The City Council voted to forego all the back taxes for Perry Block (the Lulls). It seems that for KOZ to allow tax forgiveness the buildings must be sound and up to code. The only way City Council could legally forego the taxes was to re-designate it a KOZ. Oops, the buildings fell down two weeks later. Did those floors disappear into the basement that quickly or did Wilkes-Barre's money? How do you say poof to $303,000 of taxpayer money in a flash?
No, it simply hadn't been properly inspected. All that had been done was a cursory outdoor inspection to insure it was still standing, essentially. On April 14, 2004 City Building Inspector Bob Mosley is reported to have written a memo saying the building met KOZ status. Wow, it sure fell apart quickly, a year later it was rubble. But meanwhile it was safe enough to qualify for tax forgiveness?
After the emergency demolition the City filed a lien against Perry Block for its $303,000. They failed to obtain an open end mortgage however which would have insured repayment if and when the properties were sold. At the time the City Solicitor Tim Henry said (quoted in a local paper) "If Perry Block now tries to sell that property these liens are going to have to be taken care of." It was and they weren't. Can you say poof to $303,000 of public monies?
CityVest, the non profit redeveloping the adjacent Hotel Sterling bought the property for $325,000 and absorbed the liens. Wilkes-Barre failed to protect its taxpayer's investment in the land through the liens and allowed them to revert to CityVest. Supposedly they plan on forgiving the liens as part of a grant to CityVest. Can you say poof to $303,000 of public monies?

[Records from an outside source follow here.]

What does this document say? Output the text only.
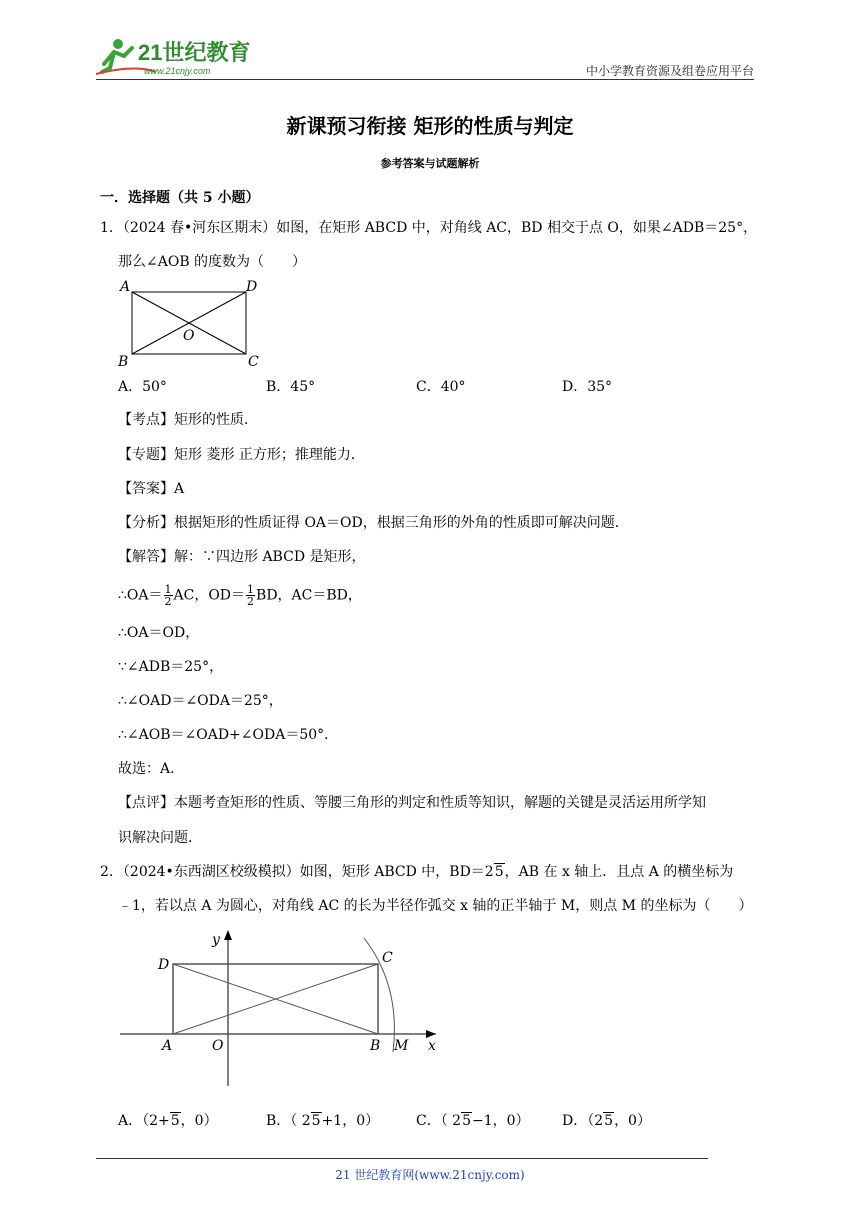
21世纪教育
www.21cnjy.com	中小学教育资源及组卷应用平台
新课预习衔接 矩形的性质与判定
参考答案与试题解析
一．选择题（共 5 小题）
1．（2024 春•河东区期末）如图，在矩形 ABCD 中，对角线 AC，BD 相交于点 O，如果∠ADB＝25°，
那么∠AOB 的度数为（　　）
A	D
B	C
O
A．50°	B．45°	C．40°	D．35°
【考点】矩形的性质．
【专题】矩形 菱形 正方形；推理能力．
【答案】A
【分析】根据矩形的性质证得 OA＝OD，根据三角形的外角的性质即可解决问题．
【解答】解：∵四边形 ABCD 是矩形，
∴OA＝ $\frac{1}{2}$ AC，$OD= \frac{1}{2}$ BD，AC＝BD，
∴OA＝OD，
∵∠ADB＝25°，
∴∠OAD＝∠ODA＝25°，
∴∠AOB＝∠OAD+∠ODA＝50°．
故选：A．
【点评】本题考查矩形的性质、等腰三角形的判定和性质等知识，解题的关键是灵活运用所学知
识解决问题．
2．（2024•东西湖区校级模拟）如图，矩形 ABCD 中，BD＝25，AB 在 x 轴上．且点 A 的横坐标为
﹣1，若以点 A 为圆心，对角线 AC 的长为半径作弧交 x 轴的正半轴于 M，则点 M 的坐标为（　　）
y
D	C
A	O	B M x
A．（2+5，0）	B．（ 25+1，0）	C．（ 25−1，0） D．（25，0）
21 世纪教育网(www.21cnjy.com)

County and school taxes apparently remain unpaid to the tune of over $24,000.
Now CityVest, the Congressman's baby, owns all the property when you include the parking lot on the other side of the Hotel which the City condemned and gave them. This is a nice spread of prime riverfront city land. Three groups invited to bid on the redevelopment of the Hotel Sterling have said however that the Hotel is too old and not suitable for renovation. They maintain it should be razed and rebuilt. That's the problem with old buildings with low ceilings and narrow hallways. It just isn't worth the money to gut them and redo. But wait, now CityVest, conveniently, owns all these adjacent parcels! And you paid for them!
So CityVest is looking at a $40 million project to build a big new project in downtown Wilkes-Barre. They already have $8 million in public money plus the $303,000 to demolish the Perry Block buildings and the cash used to buy the adjacent parking lot. Public money being used for private profit. Hmmmm, isn't that a definition of corruption? What's more, the manner in which all this happened simply stinks.
Meanwhile who is going to buy a $300,000 condo in a blighted area of Wilkes-Barre when the Hotel Sterling project finally, if ever, gets finished? There is nothing else in the area to attract those kinds of buyers and tenants. No arts area, no trendy shops, no Starbucks, no nice restaurants. Why is all this public money being poured into this project? Because powerful people are involved. It doesn't make sense and the sooner someone pulls the plug the better.